Children see and understand so much more about climate change than we realise, and they don’t always express their anxiety around it. I think seeing Peony being so brave in a world that’s been irreversibly changed and seeing she has all she needs even though she has nothing (the poor are always the first to suffer and suffer the most in any catastrophe), will help young readers realise that the things that don’t change, like love, family and friendships, are enough to get them through, and that life does go on in some form. A single climate catastrophe is not the end. Don’t stop talking about climate change just because it’s scary. We need people to talk about it. We need people to understand what needs changing.
Climate change is the major theme in both How to Bee and The Dog Runner and both books are set in a bleak dystopian future, what kind of future do you think lies ahead for us? And what future writing lies ahead of you?
Food security is a specialised part of climate change, and I worry, when everything is based on profits alone and food is outsourced from other countries, while farmers push their land to its limits to compete or are driven off the land, if our government even realises that if something does go wrong climatically, we have no security without food security. What happens if the borders close?
If we don’t take care of our land, farm it in a sustainable way and work towards feeding our people independently, we are fragile. And that’s scary. I’m hoping if enough people talk about these issues, then the changes will follow, and we won’t have a bleak dystopian future.
In the future I imagine, smart people run governments all around the world and we live in a more harmonious way with our planet, because we cannot go on as we are.
I think my next children’s book will be about a group of kids who have been orphaned by food terrorism and have formed their own family under a city. I want to write that in a way that empowers young readers, the way Peony does in How to Bee with her absolute bravery, but I’m worried it’s too scary a topic.
Any terrorism is scary but a terrorism that attacks people through food, something they can’t go without, has to be delivered carefully. Of course, adults bring a lot more knowledge to these stories, so they are completely terrified all the time when reading, but I’m not in the job of terrifying children. The world is already doing that. My job is to find ways to talk around those vague anxieties and tell stories about the survivors.

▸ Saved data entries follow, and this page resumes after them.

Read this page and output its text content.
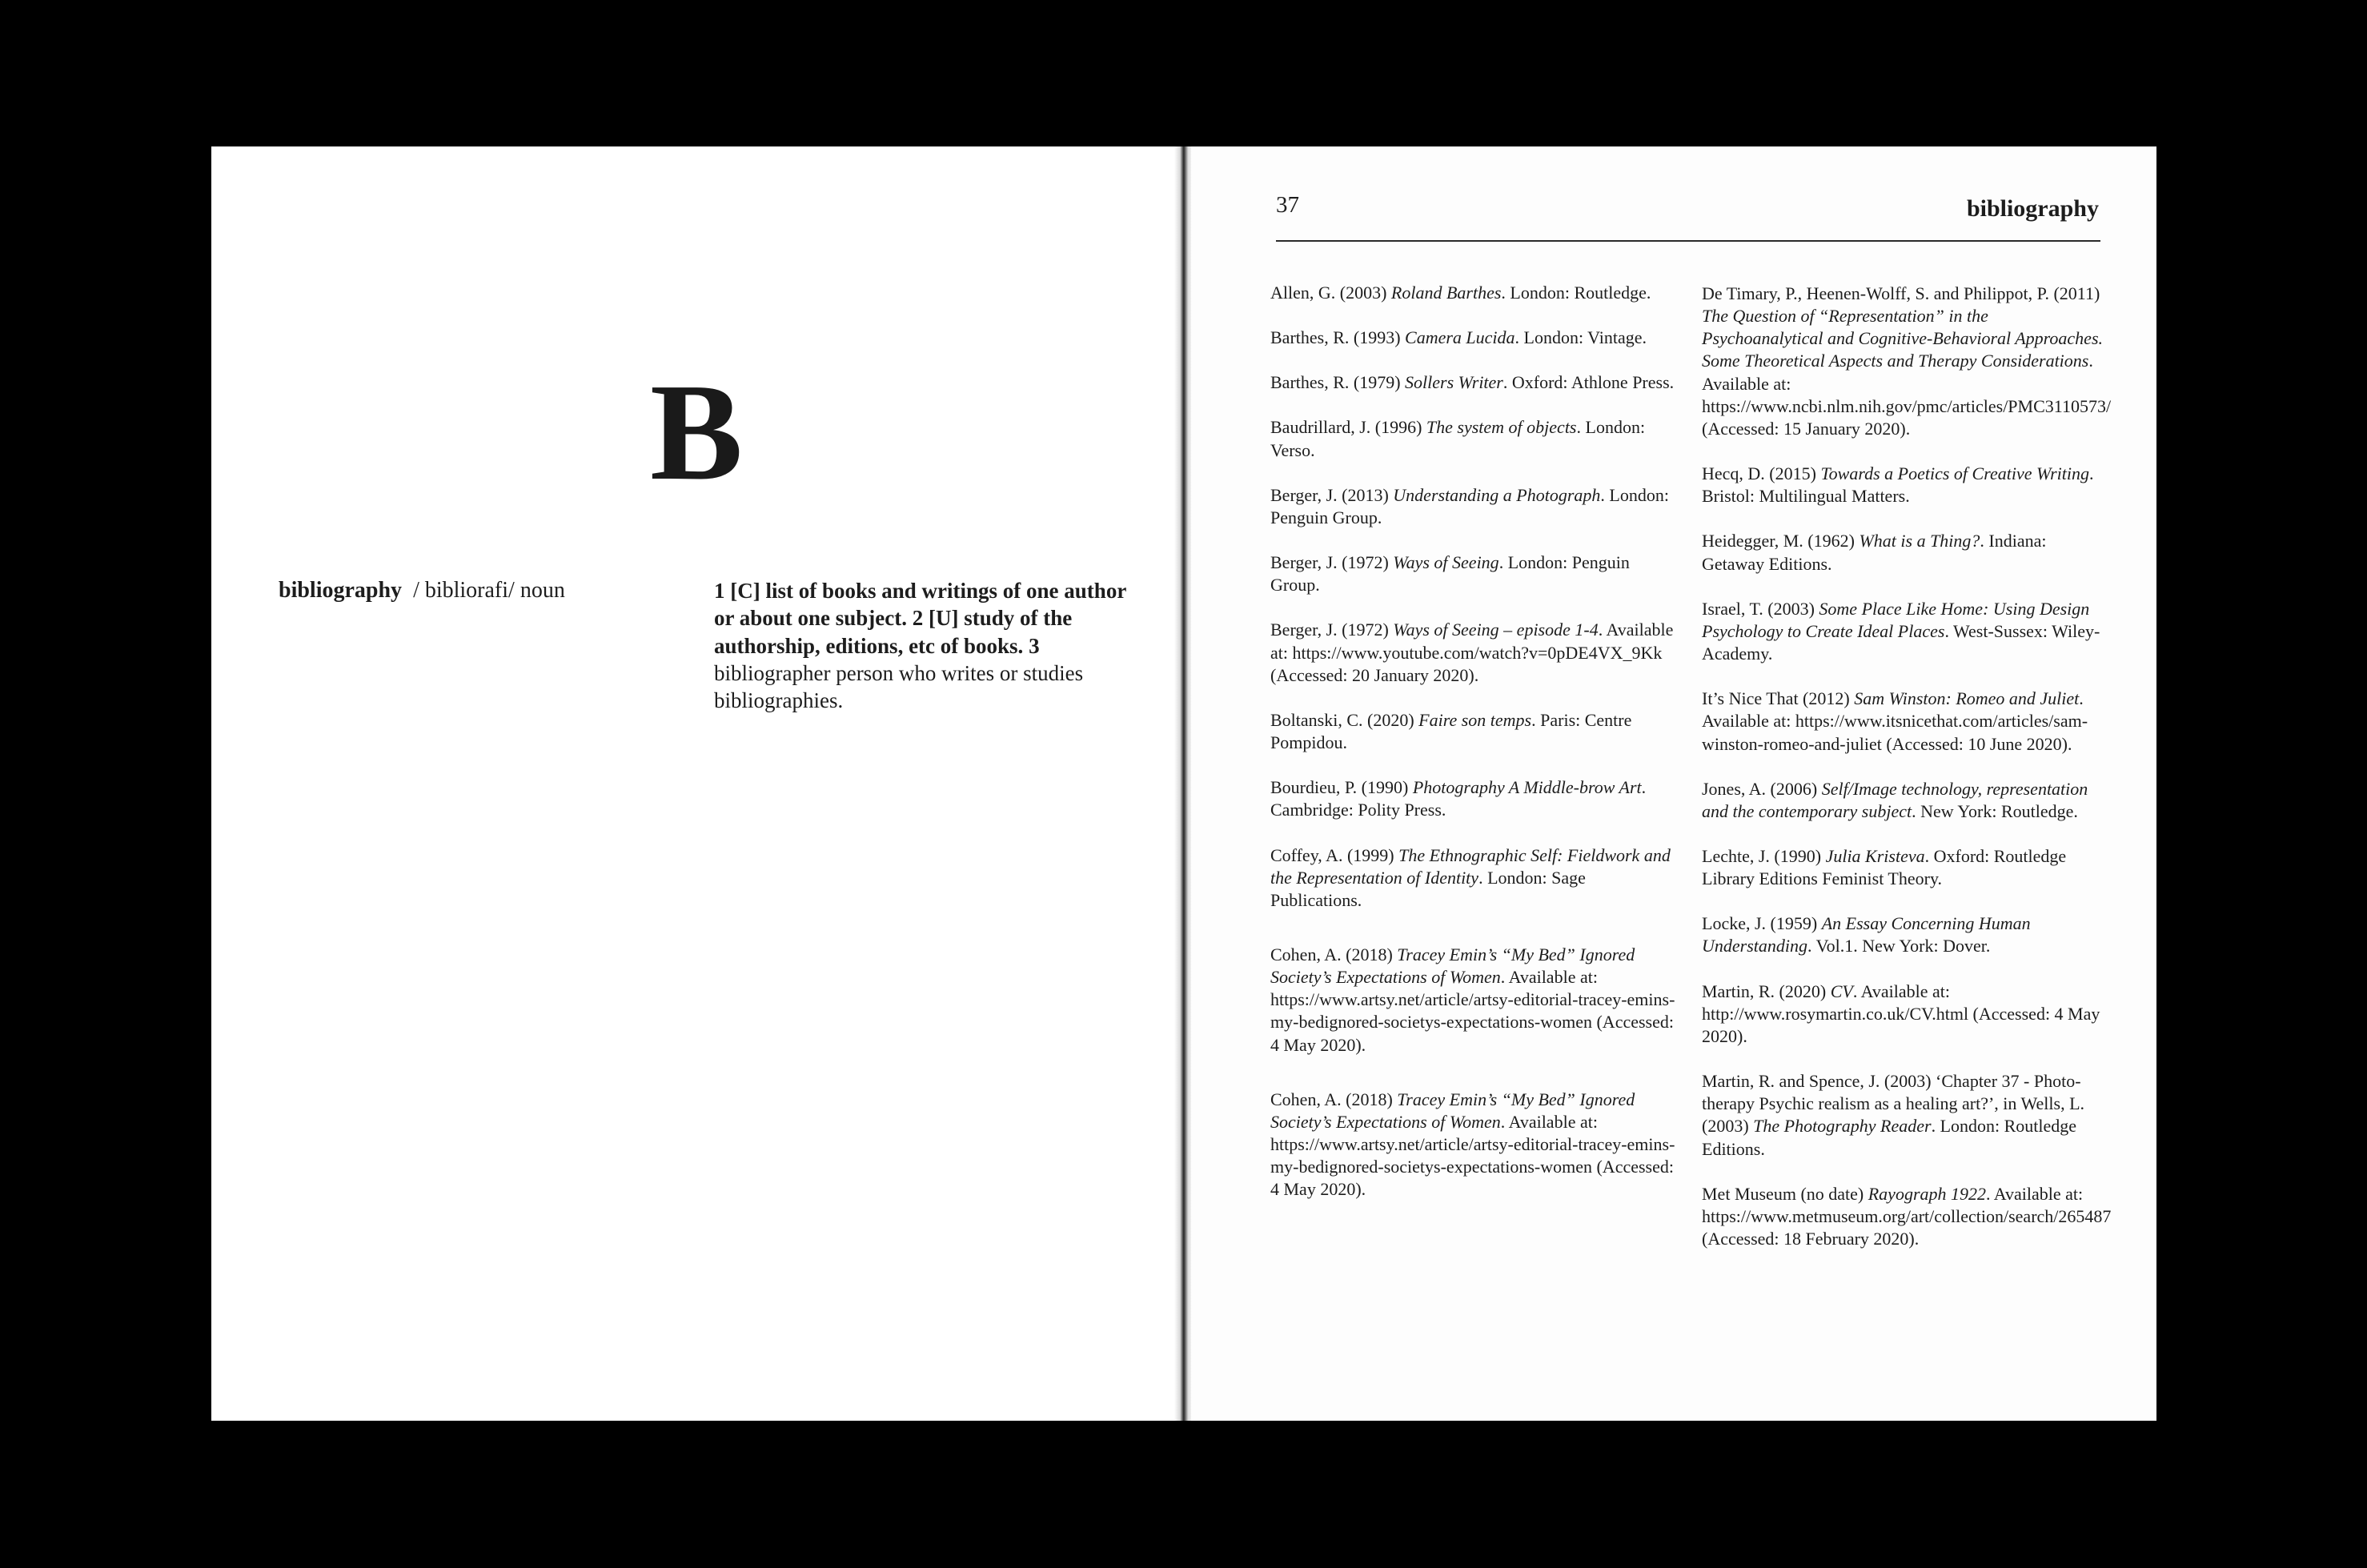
B
bibliography / bibliorafi/ noun	1 [C] list of books and writings of one author or about one subject. 2 [U] study of the authorship, editions, etc of books. 3 bibliographer person who writes or studies bibliographies.
37	bibliography

Allen, G. (2003) Roland Barthes. London: Routledge.

Barthes, R. (1993) Camera Lucida. London: Vintage.

Barthes, R. (1979) Sollers Writer. Oxford: Athlone Press.

Baudrillard, J. (1996) The system of objects. London: Verso.

Berger, J. (2013) Understanding a Photograph. London: Penguin Group.

Berger, J. (1972) Ways of Seeing. London: Penguin Group.

Berger, J. (1972) Ways of Seeing – episode 1-4. Available at: https://www.youtube.com/watch?v=0pDE4VX_9Kk (Accessed: 20 January 2020).

Boltanski, C. (2020) Faire son temps. Paris: Centre Pompidou.

Bourdieu, P. (1990) Photography A Middle-brow Art. Cambridge: Polity Press.

Coffey, A. (1999) The Ethnographic Self: Fieldwork and the Representation of Identity. London: Sage Publications.

Cohen, A. (2018) Tracey Emin’s “My Bed” Ignored Society’s Expectations of Women. Available at: https://www.artsy.net/article/artsy-editorial-tracey-emins-my-bedignored-societys-expectations-women (Accessed: 4 May 2020).

Cohen, A. (2018) Tracey Emin’s “My Bed” Ignored Society’s Expectations of Women. Available at: https://www.artsy.net/article/artsy-editorial-tracey-emins-my-bedignored-societys-expectations-women (Accessed: 4 May 2020).

De Timary, P., Heenen-Wolff, S. and Philippot, P. (2011) The Question of “Representation” in the Psychoanalytical and Cognitive-Behavioral Approaches. Some Theoretical Aspects and Therapy Considerations. Available at: https://www.ncbi.nlm.nih.gov/pmc/articles/PMC3110573/ (Accessed: 15 January 2020).

Hecq, D. (2015) Towards a Poetics of Creative Writing. Bristol: Multilingual Matters.

Heidegger, M. (1962) What is a Thing?. Indiana: Getaway Editions.

Israel, T. (2003) Some Place Like Home: Using Design Psychology to Create Ideal Places. West-Sussex: Wiley-Academy.

It’s Nice That (2012) Sam Winston: Romeo and Juliet. Available at: https://www.itsnicethat.com/articles/sam-winston-romeo-and-juliet (Accessed: 10 June 2020).

Jones, A. (2006) Self/Image technology, representation and the contemporary subject. New York: Routledge.

Lechte, J. (1990) Julia Kristeva. Oxford: Routledge Library Editions Feminist Theory.

Locke, J. (1959) An Essay Concerning Human Understanding. Vol.1. New York: Dover.

Martin, R. (2020) CV. Available at: http://www.rosymartin.co.uk/CV.html (Accessed: 4 May 2020).

Martin, R. and Spence, J. (2003) ‘Chapter 37 - Photo-therapy Psychic realism as a healing art?’, in Wells, L. (2003) The Photography Reader. London: Routledge Editions.

Met Museum (no date) Rayograph 1922. Available at: https://www.metmuseum.org/art/collection/search/265487 (Accessed: 18 February 2020).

Bren MacDibble was raised on farms all over New Zealand, so is an expert about being a kid on the land. After 20 years in Melbourne, Bren recently sold everything, and now lives and works in a bus travelling around Australia. In 2018, How to Bee – her first novel for younger readers – won the Children’s Book Council Book of the Year Award for Younger Readers, the New South Wales Premier’s Literary Award Patricia Wrightson Prize for Children’s Literature, and the New Zealand Book Awards Wright Family Foundation Esther Glen Award for Junior Fiction. Bren also writes for young adults under the name Cally Black.